An immense literature in economics is devoted to studying the labor supply of women and determining whether their supply differs by marital status or the presence of children. This literature has found, not surprisingly, that married women tend to have a lower supply of labor compared to women who have never been married. But there has been substantially less research on the relationship of marital status and labor supply for men. It turns out there is also a gap in annual hours worked between married men and men who have never been married, with married men working substantially more. Possible explanations and implications of this pattern are the subject of a recent working paper by Richmond Fed economist John Bailey Jones, alongside Adam Blandin from Vanderbilt University and Dallas Fed economist Fang Yang.

To deduce possible explanations for the gap, Blandin, Jones, and Yang first compared annual hours worked by the two groups to discover when it appears. They sought to answer whether men decide to spend more hours working after becoming married, or whether these men are already working more hours before they get married. Using data from the National Longitudinal Survey of Youth 1979 (NLSY79), the authors found that in the period starting 10 years before marriage and ending 10 years after, wages and hours worked increased 10 percent and 13 percent, respectively.

The authors studied whether these findings could be explained by the presence of children rather than the onset of marriage, which are highly correlated. To split out these effects, they separately evaluated men whose first child appeared before their first marriage against those whose first child appeared after their first marriage; they found that hours worked by both groups increased prior to their first marriage.
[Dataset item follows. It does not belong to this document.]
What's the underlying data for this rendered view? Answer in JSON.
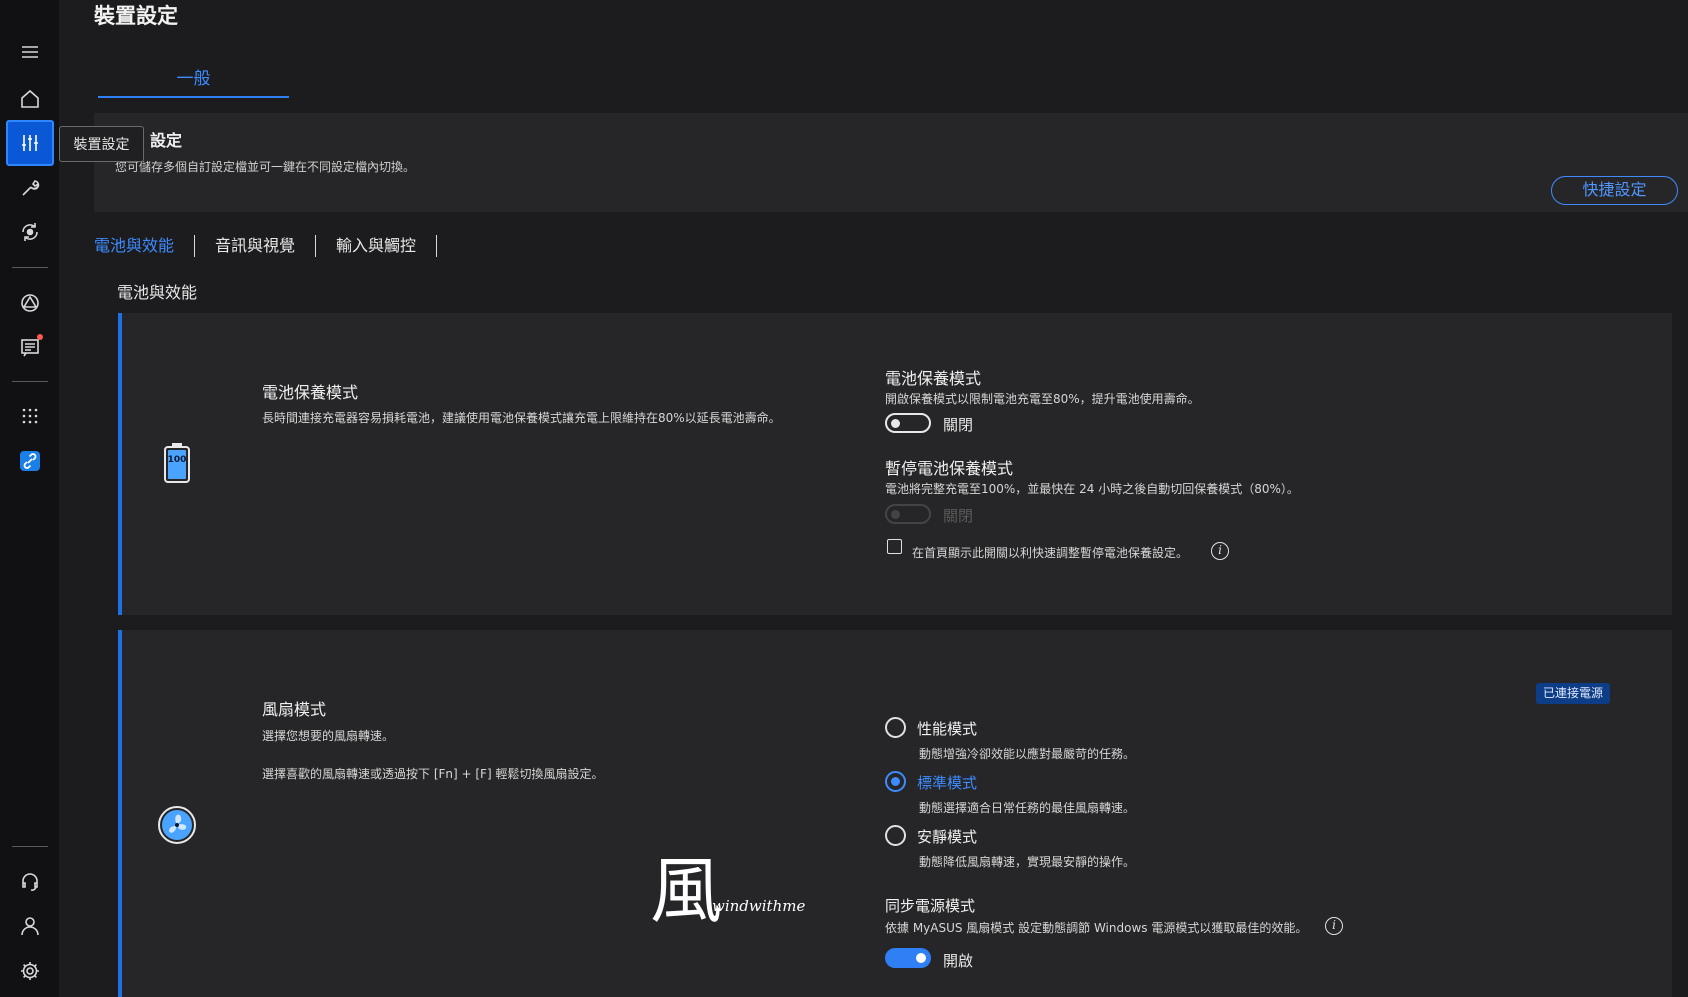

Overall, the data revealed that the differences in labor market outcomes by marital status are primarily driven by a surprising source: an increase in hours worked in the five years prior to marriage.
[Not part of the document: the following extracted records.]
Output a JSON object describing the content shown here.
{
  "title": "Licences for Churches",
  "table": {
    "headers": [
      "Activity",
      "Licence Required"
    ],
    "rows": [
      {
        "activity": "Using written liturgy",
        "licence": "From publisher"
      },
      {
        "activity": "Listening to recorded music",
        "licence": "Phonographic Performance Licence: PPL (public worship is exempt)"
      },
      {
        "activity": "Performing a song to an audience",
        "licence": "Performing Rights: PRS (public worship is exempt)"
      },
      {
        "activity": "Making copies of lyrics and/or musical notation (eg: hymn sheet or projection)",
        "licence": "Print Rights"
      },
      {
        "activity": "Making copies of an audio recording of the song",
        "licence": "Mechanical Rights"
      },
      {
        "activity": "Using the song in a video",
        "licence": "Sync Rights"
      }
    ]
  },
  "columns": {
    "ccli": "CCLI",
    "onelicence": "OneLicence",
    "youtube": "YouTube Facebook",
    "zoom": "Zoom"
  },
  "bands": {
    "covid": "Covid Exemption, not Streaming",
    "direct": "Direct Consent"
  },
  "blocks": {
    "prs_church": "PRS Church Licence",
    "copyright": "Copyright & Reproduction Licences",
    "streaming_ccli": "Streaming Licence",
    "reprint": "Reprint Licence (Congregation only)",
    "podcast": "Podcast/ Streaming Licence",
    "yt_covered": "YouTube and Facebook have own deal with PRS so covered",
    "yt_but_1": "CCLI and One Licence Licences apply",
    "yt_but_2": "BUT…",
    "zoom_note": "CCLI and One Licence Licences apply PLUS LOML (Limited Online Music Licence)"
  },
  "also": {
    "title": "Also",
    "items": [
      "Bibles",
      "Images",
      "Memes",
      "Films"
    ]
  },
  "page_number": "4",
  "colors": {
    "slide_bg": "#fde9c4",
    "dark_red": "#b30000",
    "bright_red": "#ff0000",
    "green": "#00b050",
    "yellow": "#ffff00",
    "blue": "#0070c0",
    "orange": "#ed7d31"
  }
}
The authors considered two possible explanations for this increase in hours worked prior to marriage: events that increase both hours of work and likelihood of marriage, and a marriage driven increase in work both after men marry and in anticipation of marriage. To investigate these hypotheses, the authors created a structural life-cycle model that seeks to reproduce men's marriage and labor supply decisions. The model features uncertainty over wages, family dynamics, income and taxes, and other factors affecting a man's labor supply. The authors adjusted their model in line with the NLSY79 data to accurately replicate the marriage and labor market dynamics found in the data.
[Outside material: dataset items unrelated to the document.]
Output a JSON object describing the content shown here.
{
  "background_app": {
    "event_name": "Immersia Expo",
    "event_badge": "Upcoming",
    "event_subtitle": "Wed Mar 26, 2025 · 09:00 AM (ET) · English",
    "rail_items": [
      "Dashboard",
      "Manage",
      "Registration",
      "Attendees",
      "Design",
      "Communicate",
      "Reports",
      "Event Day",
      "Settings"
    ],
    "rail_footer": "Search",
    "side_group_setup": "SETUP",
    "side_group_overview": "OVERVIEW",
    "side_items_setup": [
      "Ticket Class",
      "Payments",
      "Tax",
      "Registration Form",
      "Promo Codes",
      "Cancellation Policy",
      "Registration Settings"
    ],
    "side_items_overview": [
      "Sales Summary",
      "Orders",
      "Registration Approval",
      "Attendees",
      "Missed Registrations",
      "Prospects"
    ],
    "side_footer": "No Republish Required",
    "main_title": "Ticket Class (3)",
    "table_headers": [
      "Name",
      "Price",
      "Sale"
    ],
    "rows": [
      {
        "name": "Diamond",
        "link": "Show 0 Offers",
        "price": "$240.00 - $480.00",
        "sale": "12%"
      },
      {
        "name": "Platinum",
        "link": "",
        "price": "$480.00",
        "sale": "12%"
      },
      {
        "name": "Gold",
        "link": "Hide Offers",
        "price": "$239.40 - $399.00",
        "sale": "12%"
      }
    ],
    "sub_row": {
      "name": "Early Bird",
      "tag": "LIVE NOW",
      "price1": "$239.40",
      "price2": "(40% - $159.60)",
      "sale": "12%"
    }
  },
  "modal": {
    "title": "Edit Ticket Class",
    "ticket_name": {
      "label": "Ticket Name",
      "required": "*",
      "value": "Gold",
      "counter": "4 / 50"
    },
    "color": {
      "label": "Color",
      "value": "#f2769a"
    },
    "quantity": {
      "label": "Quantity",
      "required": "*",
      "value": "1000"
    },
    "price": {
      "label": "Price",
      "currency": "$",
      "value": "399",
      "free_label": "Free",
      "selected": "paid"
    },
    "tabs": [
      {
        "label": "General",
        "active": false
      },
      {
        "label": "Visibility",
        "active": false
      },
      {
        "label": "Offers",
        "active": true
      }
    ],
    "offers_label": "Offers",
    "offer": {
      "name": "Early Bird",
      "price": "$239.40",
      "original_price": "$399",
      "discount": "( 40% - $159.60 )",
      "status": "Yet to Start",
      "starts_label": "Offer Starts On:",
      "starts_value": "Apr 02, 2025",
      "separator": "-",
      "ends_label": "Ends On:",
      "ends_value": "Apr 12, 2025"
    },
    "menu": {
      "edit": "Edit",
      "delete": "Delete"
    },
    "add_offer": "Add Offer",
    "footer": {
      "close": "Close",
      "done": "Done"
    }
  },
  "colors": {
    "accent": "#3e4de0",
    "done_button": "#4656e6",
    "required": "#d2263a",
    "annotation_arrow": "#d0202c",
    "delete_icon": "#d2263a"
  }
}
Through this model, Blandin, Jones, and Yang explored why married men work more. They first evaluated the role of selection into marriage, where men with higher wages and more working hours are more likely to marry. While they found that men with higher wages progressed in their relationships at a quicker pace, they determined that selection alone was not enough to explain the increase in wages around the time of marriage.

The authors next considered the role of marriage and family structure and explored three possible effects on the labor supply of men. First, the presence of additional household members, such as spouses or children, limits the portion of total household consumption consumed by the husband/father. Second, altruism toward spouses and children implies that the husband receives utility from the consumption of other household members in addition to his own consumption. Finally, family members contribute positive or negative wealth effects, such as additional spousal earnings or child care costs. The authors referred to the sum of these three effects as the "mouths-to-feed" effect. They found this combined effect to be the primary driver in affecting the male labor supply, with the altruistic preferences of husbands being the most important factor.

The authors noted that their work provides insights into additional avenues of research on marriage rates, family structure, and male labor supply. Such research, they suggested, could shed light on the "potentially complex interactions between household formation and labor market outcomes" as well as policy reforms that affect these interactions, such as legislation surrounding divorce and child support or tax and transfer programs.